The next algorithm that I will try is a random forest. These algorithms tend to perform fairly well for these kinds of problems and so I expect to get an improvement over the logistic model.
Here is the code:
library(randomForest)
set.seed(111)
rf1 <- randomForest(as.factor(Survived) ~ Pclass +
Sex + Fare + Embarked +
Title + FamilySize +
Mother + AgeClass
,data = trainingSet,
importance = TRUE,
ntree = 2000)
importance <- importance(rf1)
VarImportance <- data.frame(Variables = row.names(importance),
Importance = round(importance[, 'MeanDecreaseGini'],2))
rankImportance <- VarImportance %>%
mutate(Rank = paste0('#', dense_rank(desc(Importance))))
ggplot(rankImportance, aes(x = reorder(Variables, Importance),
y = Importance, fill = Importance)) +
geom_bar(stat = 'identity') + geom_text(aes(x = Variables, y = 0.5, label = Rank),
hjust = 0, vjust = 0.55, size = 4, color = 'red') +
labs(x = 'Variables') +
coord_flip()
In the code above I load in the randomForest library and train my model on the same set of variables as the other models. I tried a few different values for the number of trees and they don’t really seem to make much of a difference so I settle on ntrees = 2000. I also use the importance function as this allows me to see the relative importance of each of the variables in the model.

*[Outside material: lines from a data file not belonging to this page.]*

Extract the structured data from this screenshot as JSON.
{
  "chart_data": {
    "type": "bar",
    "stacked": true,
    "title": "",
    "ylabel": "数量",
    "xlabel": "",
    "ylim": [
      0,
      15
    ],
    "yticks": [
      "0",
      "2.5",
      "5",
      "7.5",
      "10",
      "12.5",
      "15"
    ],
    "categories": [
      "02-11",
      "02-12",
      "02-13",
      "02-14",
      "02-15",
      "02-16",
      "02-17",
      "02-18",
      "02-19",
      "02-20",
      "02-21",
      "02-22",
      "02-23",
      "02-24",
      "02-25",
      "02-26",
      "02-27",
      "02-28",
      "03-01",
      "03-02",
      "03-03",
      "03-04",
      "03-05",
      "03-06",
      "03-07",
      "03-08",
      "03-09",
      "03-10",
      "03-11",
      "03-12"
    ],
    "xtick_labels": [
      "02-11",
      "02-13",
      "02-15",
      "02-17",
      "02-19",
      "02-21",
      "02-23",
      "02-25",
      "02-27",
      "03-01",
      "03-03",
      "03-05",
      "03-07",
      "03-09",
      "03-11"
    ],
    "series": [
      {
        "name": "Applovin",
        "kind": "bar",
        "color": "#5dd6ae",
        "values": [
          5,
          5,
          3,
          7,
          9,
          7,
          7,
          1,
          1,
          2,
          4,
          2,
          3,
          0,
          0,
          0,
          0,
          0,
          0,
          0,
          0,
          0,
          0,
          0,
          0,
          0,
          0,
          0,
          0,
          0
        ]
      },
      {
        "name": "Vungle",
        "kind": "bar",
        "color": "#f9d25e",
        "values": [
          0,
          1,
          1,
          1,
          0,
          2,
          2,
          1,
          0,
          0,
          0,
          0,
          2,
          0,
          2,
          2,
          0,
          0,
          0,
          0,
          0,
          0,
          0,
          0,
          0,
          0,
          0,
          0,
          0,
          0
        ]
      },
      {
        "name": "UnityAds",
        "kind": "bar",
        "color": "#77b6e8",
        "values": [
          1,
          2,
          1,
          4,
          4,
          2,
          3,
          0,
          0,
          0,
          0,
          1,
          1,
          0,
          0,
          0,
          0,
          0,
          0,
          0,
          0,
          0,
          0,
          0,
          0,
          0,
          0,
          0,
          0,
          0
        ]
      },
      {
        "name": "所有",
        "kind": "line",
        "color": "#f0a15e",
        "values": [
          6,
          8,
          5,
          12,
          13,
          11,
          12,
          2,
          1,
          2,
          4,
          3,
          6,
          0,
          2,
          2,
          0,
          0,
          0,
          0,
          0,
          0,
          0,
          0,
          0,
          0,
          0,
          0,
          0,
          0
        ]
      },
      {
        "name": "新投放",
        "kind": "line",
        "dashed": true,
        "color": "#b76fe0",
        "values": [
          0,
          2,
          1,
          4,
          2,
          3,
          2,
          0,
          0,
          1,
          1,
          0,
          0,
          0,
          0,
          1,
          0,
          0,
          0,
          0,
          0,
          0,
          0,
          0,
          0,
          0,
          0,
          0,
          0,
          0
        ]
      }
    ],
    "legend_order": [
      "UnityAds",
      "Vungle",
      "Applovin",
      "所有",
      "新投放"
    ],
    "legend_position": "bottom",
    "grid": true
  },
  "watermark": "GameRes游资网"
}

From the graph below it looks as though the most important variable is the title variable. This highlights the gains to be made from feature engineering. Other important variables include Sex, Fare and Pclass which we highlighted during the EDA phase of the analysis.
When we submit this model on Kaggle our score does indeed improve. Our score on the public leaderboard with this model is 0.799904. I definitely think this score can be improved. The next step would be to go back to the feature engineering phase and use some of the data we didn’t take advantage of before. We never used the Cabin variable since there were so many missing values. Looking at the kaggle forums, there are some clever approaches people have used to use create a new Deck variable with the cabin data.
After seeing a layout of the titanic it looks as though the letter in front at the start of the cabin variable corresponds to the deck. Now you would think that decks closer to either the main deck of the ship or lifeboats would make it more likely for passengers to survive. So this approach could yield pretty good results. Another interesting idea is to create a feature based on whether or not your family survived and you could work this out by looking at passengers surnames. I suspect that adding these kind of features would improve my score and I will likely revisit this analysis in the future and try to move up the leaderboard. For the moment, though, that it is. Thanks for reading and feel free to leave any questions or comments.